On Monday the 27th of may, we had the starting guard from TCU who happens to be the first team on our beloved Tigers schedule. This wasnt a problem for us today. If it were an Alabama player, well lets just say the report might be a little different. This biggest problem for us today was the 5 to 7 foot seas out of the south. After watching the eyes of our crew as we attempted to travel to the hotspot, I decided to take a beam sea to a place I knew would produce a good time for out crew from the lonestar state. Immediately landed a cobia then a few more jacks. To try to settle stomachs we moved north and hid behind a rig for some mangrove and snapper. Our crew was happy and so were we. Everyone caught some fish and we made some new friends.
Friday took off with a group of local guys to chase the yellowfin tuna. Blasted off from marina with the fountain early since the moon was making fish stop biting early. We left all hopes of catching live bait at home. We decided it wouldn’t be wise since the fish would quit eating early. Instead we made our way to the hotspot to see three boats already there. We decided to pass them up for greener pastures. Turns out though it was blue. Really blue. Our decisions paid off today, we landed three nice yellowfin tuna with a few more small ones as well as nice marlin hookup on a popper. It made for a great show as the fish tried over and over to shake the popper. We finished with a bunch of snapper and took off for the barn. I love it when a plan comes together.

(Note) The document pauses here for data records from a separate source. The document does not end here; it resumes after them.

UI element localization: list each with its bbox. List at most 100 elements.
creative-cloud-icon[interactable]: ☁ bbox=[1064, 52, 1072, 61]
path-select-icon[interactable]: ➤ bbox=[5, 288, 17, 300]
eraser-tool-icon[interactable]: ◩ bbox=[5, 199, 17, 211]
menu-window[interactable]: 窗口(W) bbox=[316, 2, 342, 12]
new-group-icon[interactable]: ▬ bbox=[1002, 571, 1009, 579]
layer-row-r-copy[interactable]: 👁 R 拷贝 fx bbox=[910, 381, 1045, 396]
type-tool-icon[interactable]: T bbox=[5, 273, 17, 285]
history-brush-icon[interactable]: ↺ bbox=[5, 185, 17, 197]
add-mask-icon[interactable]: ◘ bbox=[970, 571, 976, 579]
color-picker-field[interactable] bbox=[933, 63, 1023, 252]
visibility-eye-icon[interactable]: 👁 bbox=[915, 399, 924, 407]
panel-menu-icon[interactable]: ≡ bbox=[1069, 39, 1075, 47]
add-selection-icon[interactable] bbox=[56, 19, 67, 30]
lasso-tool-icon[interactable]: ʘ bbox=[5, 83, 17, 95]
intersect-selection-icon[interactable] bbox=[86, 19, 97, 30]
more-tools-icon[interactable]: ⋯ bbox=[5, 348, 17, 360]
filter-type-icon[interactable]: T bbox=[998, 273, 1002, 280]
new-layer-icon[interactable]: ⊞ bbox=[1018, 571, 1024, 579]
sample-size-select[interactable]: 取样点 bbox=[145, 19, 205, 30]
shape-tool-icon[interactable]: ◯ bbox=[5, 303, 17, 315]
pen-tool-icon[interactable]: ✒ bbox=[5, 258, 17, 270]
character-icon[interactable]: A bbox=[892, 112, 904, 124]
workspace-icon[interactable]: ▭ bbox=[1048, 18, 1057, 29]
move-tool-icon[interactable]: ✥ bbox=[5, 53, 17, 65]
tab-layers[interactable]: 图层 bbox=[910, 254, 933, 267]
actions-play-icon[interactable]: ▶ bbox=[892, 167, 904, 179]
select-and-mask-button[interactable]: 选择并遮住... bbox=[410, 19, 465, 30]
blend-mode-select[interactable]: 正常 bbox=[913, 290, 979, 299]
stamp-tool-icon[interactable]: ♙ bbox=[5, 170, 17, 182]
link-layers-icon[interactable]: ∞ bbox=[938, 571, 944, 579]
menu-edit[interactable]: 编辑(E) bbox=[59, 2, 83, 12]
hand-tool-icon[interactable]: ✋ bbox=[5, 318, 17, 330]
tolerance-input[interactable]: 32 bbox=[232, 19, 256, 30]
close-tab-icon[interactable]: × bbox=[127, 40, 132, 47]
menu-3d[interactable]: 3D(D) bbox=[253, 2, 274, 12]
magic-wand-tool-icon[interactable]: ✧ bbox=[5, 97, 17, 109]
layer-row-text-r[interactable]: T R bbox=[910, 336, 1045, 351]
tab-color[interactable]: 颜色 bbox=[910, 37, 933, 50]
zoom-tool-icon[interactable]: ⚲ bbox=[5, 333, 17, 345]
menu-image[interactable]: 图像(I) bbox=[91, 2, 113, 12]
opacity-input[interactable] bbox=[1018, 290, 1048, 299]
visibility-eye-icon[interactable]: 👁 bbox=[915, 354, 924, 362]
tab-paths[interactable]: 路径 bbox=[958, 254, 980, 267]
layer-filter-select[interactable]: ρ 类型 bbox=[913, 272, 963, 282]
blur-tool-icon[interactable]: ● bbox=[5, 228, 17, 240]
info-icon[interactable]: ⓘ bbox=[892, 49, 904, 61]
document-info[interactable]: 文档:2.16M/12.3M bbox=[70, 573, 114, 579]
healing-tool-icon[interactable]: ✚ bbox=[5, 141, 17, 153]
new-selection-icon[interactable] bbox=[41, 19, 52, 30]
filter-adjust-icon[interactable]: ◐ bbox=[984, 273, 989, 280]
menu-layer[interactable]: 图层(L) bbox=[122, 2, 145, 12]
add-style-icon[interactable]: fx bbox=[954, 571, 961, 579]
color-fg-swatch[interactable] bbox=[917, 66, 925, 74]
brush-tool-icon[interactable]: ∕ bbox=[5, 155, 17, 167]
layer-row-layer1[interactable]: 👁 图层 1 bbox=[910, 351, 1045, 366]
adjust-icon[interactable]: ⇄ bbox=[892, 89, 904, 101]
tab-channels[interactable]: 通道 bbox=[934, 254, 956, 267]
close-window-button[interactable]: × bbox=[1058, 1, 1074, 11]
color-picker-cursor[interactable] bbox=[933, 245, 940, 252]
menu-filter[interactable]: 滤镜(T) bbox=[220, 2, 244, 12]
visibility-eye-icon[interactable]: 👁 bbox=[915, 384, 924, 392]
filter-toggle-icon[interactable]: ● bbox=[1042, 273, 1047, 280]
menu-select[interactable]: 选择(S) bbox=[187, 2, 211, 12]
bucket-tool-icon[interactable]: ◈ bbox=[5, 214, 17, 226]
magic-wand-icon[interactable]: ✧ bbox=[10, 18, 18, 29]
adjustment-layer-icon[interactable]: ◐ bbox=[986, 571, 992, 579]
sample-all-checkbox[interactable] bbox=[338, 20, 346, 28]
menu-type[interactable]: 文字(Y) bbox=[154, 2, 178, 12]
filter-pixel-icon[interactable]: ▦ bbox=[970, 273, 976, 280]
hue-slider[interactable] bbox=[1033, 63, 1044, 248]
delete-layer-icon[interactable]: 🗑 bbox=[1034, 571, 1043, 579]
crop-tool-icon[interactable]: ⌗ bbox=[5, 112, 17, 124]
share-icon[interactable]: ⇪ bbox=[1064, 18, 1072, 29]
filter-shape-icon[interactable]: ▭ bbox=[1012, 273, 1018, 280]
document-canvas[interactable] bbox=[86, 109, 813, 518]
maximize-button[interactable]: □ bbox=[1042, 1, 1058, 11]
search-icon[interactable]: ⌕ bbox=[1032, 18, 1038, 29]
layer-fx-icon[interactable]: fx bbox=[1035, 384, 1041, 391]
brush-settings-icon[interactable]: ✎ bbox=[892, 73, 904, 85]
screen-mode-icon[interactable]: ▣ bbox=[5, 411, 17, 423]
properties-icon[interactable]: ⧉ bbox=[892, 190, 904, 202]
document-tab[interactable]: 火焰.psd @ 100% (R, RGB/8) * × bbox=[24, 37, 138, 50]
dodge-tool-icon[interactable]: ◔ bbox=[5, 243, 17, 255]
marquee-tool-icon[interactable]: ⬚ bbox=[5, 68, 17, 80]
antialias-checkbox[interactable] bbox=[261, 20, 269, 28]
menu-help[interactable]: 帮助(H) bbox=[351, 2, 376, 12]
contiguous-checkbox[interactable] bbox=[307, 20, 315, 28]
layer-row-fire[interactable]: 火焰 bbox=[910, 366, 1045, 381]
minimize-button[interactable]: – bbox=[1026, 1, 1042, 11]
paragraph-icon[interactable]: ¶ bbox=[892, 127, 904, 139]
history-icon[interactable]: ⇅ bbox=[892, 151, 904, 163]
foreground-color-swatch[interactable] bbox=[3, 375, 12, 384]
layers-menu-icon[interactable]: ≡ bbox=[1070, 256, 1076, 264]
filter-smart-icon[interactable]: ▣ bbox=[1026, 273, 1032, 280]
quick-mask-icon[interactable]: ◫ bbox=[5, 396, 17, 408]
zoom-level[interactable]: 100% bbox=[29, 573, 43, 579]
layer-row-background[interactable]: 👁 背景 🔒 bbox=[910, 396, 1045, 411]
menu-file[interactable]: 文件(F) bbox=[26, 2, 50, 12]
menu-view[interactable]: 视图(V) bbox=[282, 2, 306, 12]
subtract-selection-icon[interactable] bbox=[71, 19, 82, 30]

Wednesday was the first of a two day trip with a wonderful crew from the east coast. We left early, believe it or not we left too early. We arrived to the open water so early that the bait we were looking for didn’t wake up yet. We tried to procrastinate as long as we could, but patience wore thin and we were off. We traveled to our first spot and the current was horrible. We did however manage a large blackfin and something else that didn’t stop pulling. Eventually we lost it in the structure with no clue of what it could have been. Could have been anything considering we lost a few mongo tuna there the week before. Also could have been a record AJ. Who knows? Not us for sure. After moving to another spot we were fortunate enough to catch bait, then the yellow fellow came in. Somewhere between 40 and 50 pounds. Landed two there and after the sharks found us they wouldn’t give our bait a chance to attract the targeted species. Once again we strapped in and hauled *** to deep water. After our run, we heard of some good ones caught over the radio, but unfortunately they slowed up a bit. We had to wait em out and managed a couple more schoolies to finish the day. We ended up with 4 yellows and 4 blacks. Second day the weather changed dramatically and made it a challenge to go anywhere. Back at the same spot as the day before we had no luck on this day. With a crew that had no desire for small fish or blackfin, we tried and tried over and over again to land that big one. We all know we can’t always get what we want, and traveled home with a lot to be desired.